The Board has recommended a dividend of $1.25 per share, which will be payable to shareholders of record as of March 15, 2025.
"""

# Create a Document from the text
doc = Document(raw_text=financial_text)

# Create a StringConcept with justifications and references enabled
key_figures_concept = StringConcept(
    name="Financial key figures",
    description="Important financial metrics and figures mentioned in the report",
    add_justifications=True,  # enable justifications to understand extraction reasoning
    justification_depth="balanced",
    justification_max_sents=3,  # allow up to 3 sentences for each justification
    add_references=True,  # include references to source text
    reference_depth="sentences",  # reference specific sentences rather than paragraphs
)

# Attach the concept to the document
doc.add_concepts([key_figures_concept])

# Configure DocumentLLM with your API parameters
llm = DocumentLLM(
    model="azure/gpt-4o-mini",
    api_key=os.getenv("CONTEXTGEM_AZURE_OPENAI_API_KEY"),
    api_version=os.getenv("CONTEXTGEM_AZURE_OPENAI_API_VERSION"),
    api_base=os.getenv("CONTEXTGEM_AZURE_OPENAI_API_BASE"),
)

# Extract the concept
key_figures_concept = llm.extract_concepts_from_document(doc)[0]

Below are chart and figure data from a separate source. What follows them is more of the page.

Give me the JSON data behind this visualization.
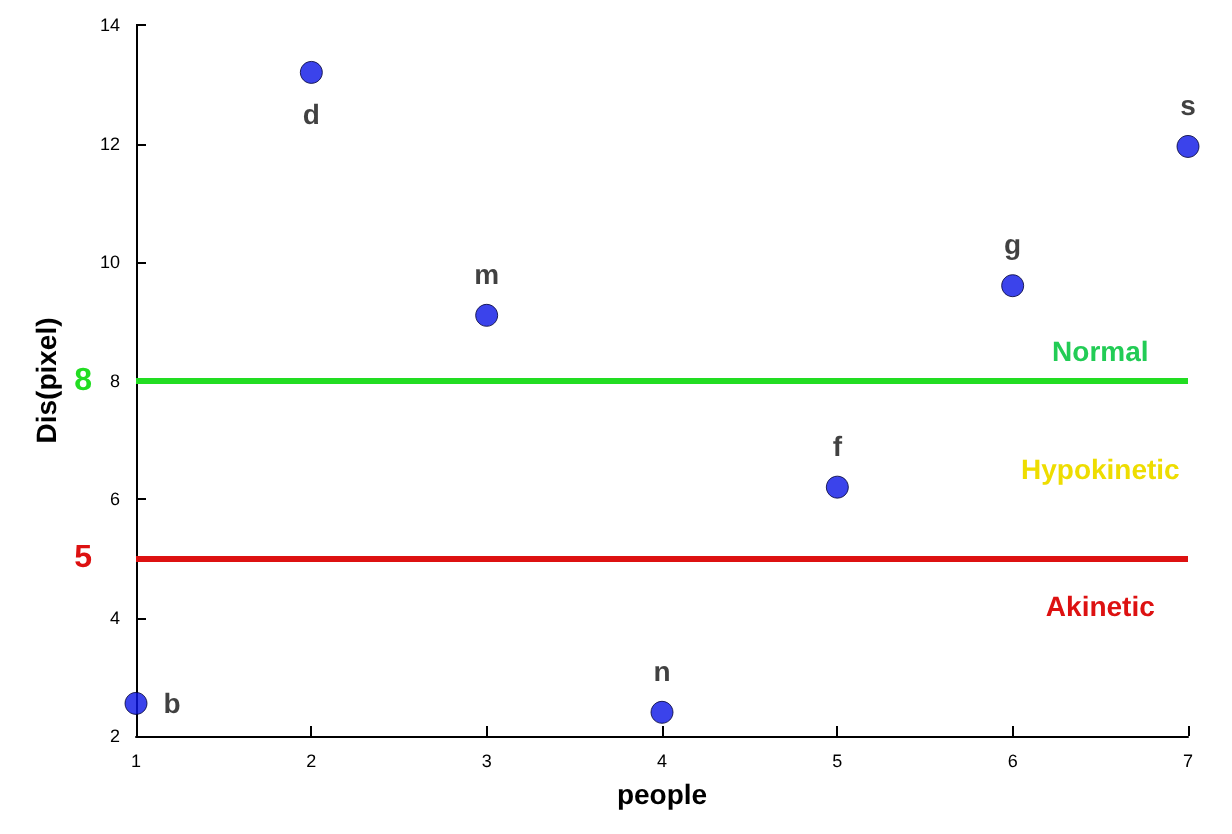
{
  "chart_data": {
    "type": "scatter",
    "xlabel": "people",
    "ylabel": "Dis(pixel)",
    "x": [
      1,
      2,
      3,
      4,
      5,
      6,
      7
    ],
    "values": [
      2.55,
      13.2,
      9.1,
      2.4,
      6.2,
      9.6,
      11.95
    ],
    "value_labels": [
      "b",
      "d",
      "m",
      "n",
      "f",
      "g",
      "s"
    ],
    "color": "#0a14e6",
    "marker": "circle",
    "grid": false,
    "xlim": [
      1,
      7
    ],
    "xticks": [
      1,
      2,
      3,
      4,
      5,
      6,
      7
    ],
    "ylim": [
      2,
      14
    ],
    "yticks": [
      2,
      4,
      6,
      8,
      10,
      12,
      14
    ],
    "ref_lines": [
      {
        "axis": "y",
        "value": 8,
        "label": "8",
        "color": "#22dd22"
      },
      {
        "axis": "y",
        "value": 5,
        "label": "5",
        "color": "#dd1111"
      }
    ],
    "annotations": [
      "Normal",
      "Hypokinetic",
      "Akinetic"
    ]
  }
}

# Print the extracted items with justifications and references
print("Extracted financial key figures:")
for item in key_figures_concept.extracted_items:
    print(f"\nFigure: {item.value}")
    print(f"Justification: {item.justification}")
    print("Source references:")
    for sent in item.reference_sentences:
        print(f"- {sent.raw_text}")

📊 Extracted Items#

When a StringConcept is extracted, it is populated with a list of extracted items accessible through the .extracted_items property. Each item is an instance of the _StringItem class with the following attributes:

Attribute	Type	Description
`value`	str	The extracted text string
`justification`	str	Explanation of why this string was extracted (only if `add_justifications=True`)
`reference_paragraphs`	list[`Paragraph`]	List of paragraph objects that informed the extraction (only if `add_references=True`)
`reference_sentences`	list[`Sentence`]	List of sentence objects that informed the extraction (only if `add_references=True` and `reference_depth="sentences"`)

💡 Best Practices#

Here are some best practices to optimize your use of StringConcept:

Provide a clear and specific description that helps the LLM understand exactly what to extract.
Include examples (using StringExample) to improve extraction accuracy and demonstrate the expected format (e.g., “Party Name (Role)” for contract parties or “Revenue: $X million” for financial figures).
Enable justifications (using add_justifications=True) when you need to see why the LLM extracted certain values.
Enable references (using add_references=True) when you need to trace back to where in the document the information was found or understand what evidence informed extracted values (especially for inferred information).
When relevant, enforce only a single item extraction (using singular_occurrence=True). This is particularly relevant when it might be unclear for the LLM whether to focus on the concept as a single item or extract multiple items. For example, when extracting the total amount of payments in a contract, where payments might be mentioned in different parts of the document but you only want the final total.